La confidence devenait fort intéressante.
M. Barbier, accoudé sur son bureau, caressait lentement sa bouche de
son doigt, pour y attirer des paroles sages; il réfléchissait.
A ce moment, on frappa légèrement à la porte, et un huissier apporta
une lettre qu'il tendit silencieusement au sous-secrétaire d'État.
C'était le rapport attendu. Le préfet de police s'excusait d'être un peu en
retard; mais les renseignements avaient été difficiles à prendre, tant M.
Herment vivait entouré de précautions et enveloppé de silence.
On avait pu faire causer une femme qui s'occupait de son ménage, et
voici ce qu'on avait recueilli.
«Herment n'est pas son nom. Il cache son nom véritable. Il reçoit peu
de visites. Il sort souvent, surtout depuis un mois. Il lui est arrivé de
rentrer fort tard, et quelquefois de ne rentrer que le matin.
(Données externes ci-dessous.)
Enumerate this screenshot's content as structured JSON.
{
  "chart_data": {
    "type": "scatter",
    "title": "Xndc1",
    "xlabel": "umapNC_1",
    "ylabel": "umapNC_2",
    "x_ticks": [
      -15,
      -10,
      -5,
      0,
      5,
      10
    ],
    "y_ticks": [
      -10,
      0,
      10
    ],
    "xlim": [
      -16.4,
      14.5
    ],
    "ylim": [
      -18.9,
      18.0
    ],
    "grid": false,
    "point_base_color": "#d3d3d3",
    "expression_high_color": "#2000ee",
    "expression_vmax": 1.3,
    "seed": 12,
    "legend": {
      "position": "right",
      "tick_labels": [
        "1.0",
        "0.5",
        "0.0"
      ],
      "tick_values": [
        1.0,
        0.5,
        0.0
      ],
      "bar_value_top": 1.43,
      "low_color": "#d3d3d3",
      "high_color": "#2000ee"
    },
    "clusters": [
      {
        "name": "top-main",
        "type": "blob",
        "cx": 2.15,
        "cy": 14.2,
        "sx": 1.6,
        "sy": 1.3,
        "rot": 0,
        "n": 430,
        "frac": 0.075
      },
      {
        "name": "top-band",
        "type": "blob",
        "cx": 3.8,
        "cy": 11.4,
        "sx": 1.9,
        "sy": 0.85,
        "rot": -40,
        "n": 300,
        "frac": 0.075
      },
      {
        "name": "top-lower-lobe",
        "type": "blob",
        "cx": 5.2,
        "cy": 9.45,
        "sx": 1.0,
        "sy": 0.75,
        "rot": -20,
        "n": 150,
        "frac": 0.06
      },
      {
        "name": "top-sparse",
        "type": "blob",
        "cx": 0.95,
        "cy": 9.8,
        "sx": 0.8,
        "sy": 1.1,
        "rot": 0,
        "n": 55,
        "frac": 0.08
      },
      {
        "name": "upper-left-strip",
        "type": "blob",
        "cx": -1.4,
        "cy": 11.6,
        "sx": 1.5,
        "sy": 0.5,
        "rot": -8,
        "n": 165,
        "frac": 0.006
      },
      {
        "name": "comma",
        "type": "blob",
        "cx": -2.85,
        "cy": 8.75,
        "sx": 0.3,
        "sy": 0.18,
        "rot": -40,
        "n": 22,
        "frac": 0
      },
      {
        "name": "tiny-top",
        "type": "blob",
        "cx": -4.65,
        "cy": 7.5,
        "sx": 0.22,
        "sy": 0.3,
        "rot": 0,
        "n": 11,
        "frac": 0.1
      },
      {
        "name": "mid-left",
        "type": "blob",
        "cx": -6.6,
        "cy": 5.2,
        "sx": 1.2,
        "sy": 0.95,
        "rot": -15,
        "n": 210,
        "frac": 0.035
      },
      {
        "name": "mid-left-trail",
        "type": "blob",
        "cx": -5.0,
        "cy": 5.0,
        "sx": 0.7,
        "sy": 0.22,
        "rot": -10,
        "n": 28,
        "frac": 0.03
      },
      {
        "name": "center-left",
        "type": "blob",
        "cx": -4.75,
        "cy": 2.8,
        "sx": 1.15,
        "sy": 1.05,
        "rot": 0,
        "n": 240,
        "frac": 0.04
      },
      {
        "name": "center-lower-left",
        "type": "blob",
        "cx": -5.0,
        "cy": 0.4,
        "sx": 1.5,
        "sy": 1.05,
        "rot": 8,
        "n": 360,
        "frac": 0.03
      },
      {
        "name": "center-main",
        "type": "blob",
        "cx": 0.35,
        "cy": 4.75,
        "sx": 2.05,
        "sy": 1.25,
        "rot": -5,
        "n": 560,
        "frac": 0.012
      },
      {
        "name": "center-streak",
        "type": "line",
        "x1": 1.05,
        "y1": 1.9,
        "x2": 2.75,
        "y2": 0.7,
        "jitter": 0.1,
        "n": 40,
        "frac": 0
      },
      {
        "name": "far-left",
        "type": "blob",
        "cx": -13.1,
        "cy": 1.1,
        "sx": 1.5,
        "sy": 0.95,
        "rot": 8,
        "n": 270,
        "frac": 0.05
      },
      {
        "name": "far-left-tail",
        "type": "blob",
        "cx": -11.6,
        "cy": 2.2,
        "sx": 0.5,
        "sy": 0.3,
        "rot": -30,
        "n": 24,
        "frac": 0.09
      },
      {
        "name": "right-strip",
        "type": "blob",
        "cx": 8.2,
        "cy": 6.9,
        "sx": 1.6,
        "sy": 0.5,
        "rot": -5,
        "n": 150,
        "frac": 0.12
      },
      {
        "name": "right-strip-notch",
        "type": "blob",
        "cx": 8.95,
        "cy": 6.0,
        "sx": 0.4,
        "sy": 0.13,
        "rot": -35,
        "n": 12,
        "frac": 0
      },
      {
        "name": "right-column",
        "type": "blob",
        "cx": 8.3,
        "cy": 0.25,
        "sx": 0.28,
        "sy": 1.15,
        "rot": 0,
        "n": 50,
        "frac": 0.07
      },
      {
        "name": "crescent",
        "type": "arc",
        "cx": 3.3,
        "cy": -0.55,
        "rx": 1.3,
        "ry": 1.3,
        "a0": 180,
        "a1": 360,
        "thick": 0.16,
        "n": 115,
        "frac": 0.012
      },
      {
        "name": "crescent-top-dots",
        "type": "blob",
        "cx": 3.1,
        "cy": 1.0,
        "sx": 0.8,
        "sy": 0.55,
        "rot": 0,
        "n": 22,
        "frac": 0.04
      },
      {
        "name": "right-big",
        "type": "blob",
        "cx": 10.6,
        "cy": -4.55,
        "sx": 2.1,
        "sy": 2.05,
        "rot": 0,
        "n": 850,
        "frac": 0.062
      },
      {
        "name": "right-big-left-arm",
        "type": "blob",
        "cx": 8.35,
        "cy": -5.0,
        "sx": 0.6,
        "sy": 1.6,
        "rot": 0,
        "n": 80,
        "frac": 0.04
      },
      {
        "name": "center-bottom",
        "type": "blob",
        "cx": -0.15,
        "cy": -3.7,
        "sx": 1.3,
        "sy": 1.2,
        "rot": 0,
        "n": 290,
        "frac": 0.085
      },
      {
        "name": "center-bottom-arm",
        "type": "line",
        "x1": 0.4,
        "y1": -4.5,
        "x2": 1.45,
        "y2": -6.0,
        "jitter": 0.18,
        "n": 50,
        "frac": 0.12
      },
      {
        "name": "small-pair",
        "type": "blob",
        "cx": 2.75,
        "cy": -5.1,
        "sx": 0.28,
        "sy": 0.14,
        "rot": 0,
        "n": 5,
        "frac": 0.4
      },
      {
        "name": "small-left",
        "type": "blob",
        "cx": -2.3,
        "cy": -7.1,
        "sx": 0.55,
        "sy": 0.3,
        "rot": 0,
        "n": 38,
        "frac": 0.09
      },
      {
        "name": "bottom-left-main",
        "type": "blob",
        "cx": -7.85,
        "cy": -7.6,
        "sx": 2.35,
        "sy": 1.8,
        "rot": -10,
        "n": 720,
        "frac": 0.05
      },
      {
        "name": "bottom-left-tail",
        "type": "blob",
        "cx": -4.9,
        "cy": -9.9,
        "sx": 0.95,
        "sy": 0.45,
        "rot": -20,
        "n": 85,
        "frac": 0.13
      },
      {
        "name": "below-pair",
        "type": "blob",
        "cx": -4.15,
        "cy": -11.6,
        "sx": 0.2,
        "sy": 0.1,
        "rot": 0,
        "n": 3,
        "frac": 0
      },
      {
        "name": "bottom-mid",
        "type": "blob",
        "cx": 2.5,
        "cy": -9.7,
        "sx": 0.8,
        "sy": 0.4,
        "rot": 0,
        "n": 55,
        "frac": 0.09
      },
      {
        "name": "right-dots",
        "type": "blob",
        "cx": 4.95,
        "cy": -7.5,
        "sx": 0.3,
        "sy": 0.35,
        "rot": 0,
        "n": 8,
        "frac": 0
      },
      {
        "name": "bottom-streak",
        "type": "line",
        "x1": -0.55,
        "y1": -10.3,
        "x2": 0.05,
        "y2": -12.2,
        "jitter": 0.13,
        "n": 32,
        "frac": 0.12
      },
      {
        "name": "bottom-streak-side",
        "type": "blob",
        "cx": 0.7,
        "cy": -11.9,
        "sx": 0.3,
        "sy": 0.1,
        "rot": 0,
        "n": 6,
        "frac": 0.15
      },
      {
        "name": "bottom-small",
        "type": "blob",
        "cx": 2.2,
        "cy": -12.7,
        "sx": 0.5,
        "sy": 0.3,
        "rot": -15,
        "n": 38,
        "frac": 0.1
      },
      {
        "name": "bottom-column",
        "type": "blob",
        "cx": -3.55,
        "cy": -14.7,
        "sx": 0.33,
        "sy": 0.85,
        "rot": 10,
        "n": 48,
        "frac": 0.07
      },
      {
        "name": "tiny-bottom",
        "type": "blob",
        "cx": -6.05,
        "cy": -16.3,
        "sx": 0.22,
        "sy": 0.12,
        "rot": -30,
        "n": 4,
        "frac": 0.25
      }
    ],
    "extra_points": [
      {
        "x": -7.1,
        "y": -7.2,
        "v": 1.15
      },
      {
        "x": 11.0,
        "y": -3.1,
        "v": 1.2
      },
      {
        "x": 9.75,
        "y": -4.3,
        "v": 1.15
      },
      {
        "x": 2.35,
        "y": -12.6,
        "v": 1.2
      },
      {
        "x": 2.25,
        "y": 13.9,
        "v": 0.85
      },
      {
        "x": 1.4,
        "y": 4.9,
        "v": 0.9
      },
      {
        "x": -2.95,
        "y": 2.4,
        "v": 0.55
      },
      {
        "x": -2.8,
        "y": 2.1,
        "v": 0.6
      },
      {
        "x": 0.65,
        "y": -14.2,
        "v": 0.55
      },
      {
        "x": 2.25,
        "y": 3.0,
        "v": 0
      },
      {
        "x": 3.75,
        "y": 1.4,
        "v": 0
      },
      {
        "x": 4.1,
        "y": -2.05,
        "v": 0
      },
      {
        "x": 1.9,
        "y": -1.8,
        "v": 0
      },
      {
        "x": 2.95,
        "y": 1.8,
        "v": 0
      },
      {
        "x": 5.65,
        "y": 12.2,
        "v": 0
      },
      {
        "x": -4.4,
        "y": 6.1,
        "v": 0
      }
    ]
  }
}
Les voisines
prétendent qu'il assiste à des conciliabules légitimistes. Il occupe une
petite chambre, au troisième, dans une maison meublée. Quelques
bijoux de famille font supposer qu'il avait autrefois une grande fortune.
Il a sur un cachet et sur une bague des armoiries. La propriétaire est
persuadée que c'est un grand seigneur qui se cache. Sa femme de
ménage a découvert, pendant la visite qu'un chanoine de Notre-Dame a
rendu un jour au prétendu M. Herment, qu'il est un prêtre interdit; ce
qui alarme sa conscience de dévote... On le saura tantôt.»
M. Barbier laissa tomber le rapport devant lui.
Pendant qu'il lisait, M. Herment, les mains jointes et pressées sur sa
poitrine pour y faire rentrer le secret de tendresse qui s'en était échappé,
avait une attitude ecclésiastique, dans une sorte de contemplation
paternelle, qui achevait la révélation.
Le sous-secrétaire d'État sentait dans son front des piqûres d'aiguilles.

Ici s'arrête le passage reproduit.